The cross-product of the normalized `PlanetToObject` and `CameraToObject` directions is perpendicular to both vectors and is, by definition, the normal of a plane that contains both. The cross product of the plane's normal (perpendicular to the plane) and `CameraToObject` (a vector in the plane) is a second vector in the same plane, perpendicular to the first; the net-result is a rotation of `CameraToObject` 90 degrees around the face normal.

Note: I may or may not have reversed the order of the cross-products, but you only need to worry about it at the very end; the yellow vector should point to the "right of the camera"; invert it if it doesn't.

This was one of the hardest screenshots I've tried to diagram over; I had given up on making it look right but will post it anyway, since I think you'll still get it.
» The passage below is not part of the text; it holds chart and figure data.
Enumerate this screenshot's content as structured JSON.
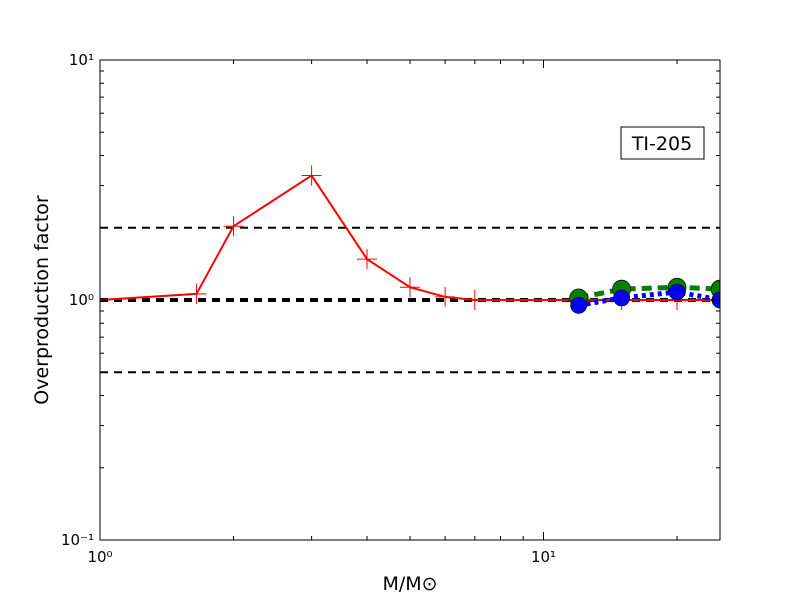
{
  "chart_data": {
    "type": "line",
    "xlabel": "M/M⊙",
    "ylabel": "Overproduction factor",
    "annotation": "TI-205",
    "xlog": true,
    "ylog": true,
    "xlim": [
      1,
      25
    ],
    "ylim": [
      0.1,
      10
    ],
    "xticks": [
      {
        "value": 1,
        "label": "10⁰"
      },
      {
        "value": 10,
        "label": "10¹"
      }
    ],
    "yticks": [
      {
        "value": 0.1,
        "label": "10⁻¹"
      },
      {
        "value": 1,
        "label": "10⁰"
      },
      {
        "value": 10,
        "label": "10¹"
      }
    ],
    "xminorticks": [
      2,
      3,
      4,
      5,
      6,
      7,
      8,
      9,
      20
    ],
    "yminorticks": [
      0.2,
      0.3,
      0.4,
      0.5,
      0.6,
      0.7,
      0.8,
      0.9,
      2,
      3,
      4,
      5,
      6,
      7,
      8,
      9
    ],
    "hlines": [
      2,
      1,
      0.5
    ],
    "series": [
      {
        "color": "#ff0000",
        "marker": "plus",
        "dash": "solid",
        "x": [
          1,
          1.65,
          2,
          3,
          4,
          5,
          6,
          7,
          12,
          15,
          20,
          25
        ],
        "values": [
          1.0,
          1.06,
          2.03,
          3.3,
          1.48,
          1.13,
          1.03,
          1.0,
          1.0,
          1.0,
          1.0,
          1.0
        ]
      },
      {
        "color": "#008000",
        "marker": "circle",
        "dash": "dashed",
        "x": [
          12,
          15,
          20,
          25
        ],
        "values": [
          1.02,
          1.11,
          1.13,
          1.11
        ]
      },
      {
        "color": "#0000ff",
        "marker": "circle",
        "dash": "dotted",
        "x": [
          12,
          15,
          20,
          25
        ],
        "values": [
          0.95,
          1.02,
          1.08,
          1.0
        ]
      }
    ]
  }
}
[![enter image description here][1]][1]

Regarding quats:

Consider the specific wording of your question. "I want to rotate the image counter-clockwise". That's also saying that you want to rotate the camera clock-wise around `CameraToObject`. In that case, `CameraToObject` is the Quaternion's vector component, and "90 degrees" is the scalar component. Quaternions *twist* inputs around their vector component by the angle stored in their scalar component. Visualize the earth spinning on it's axis; it only has one axis to spin on so the only question left is "How much?"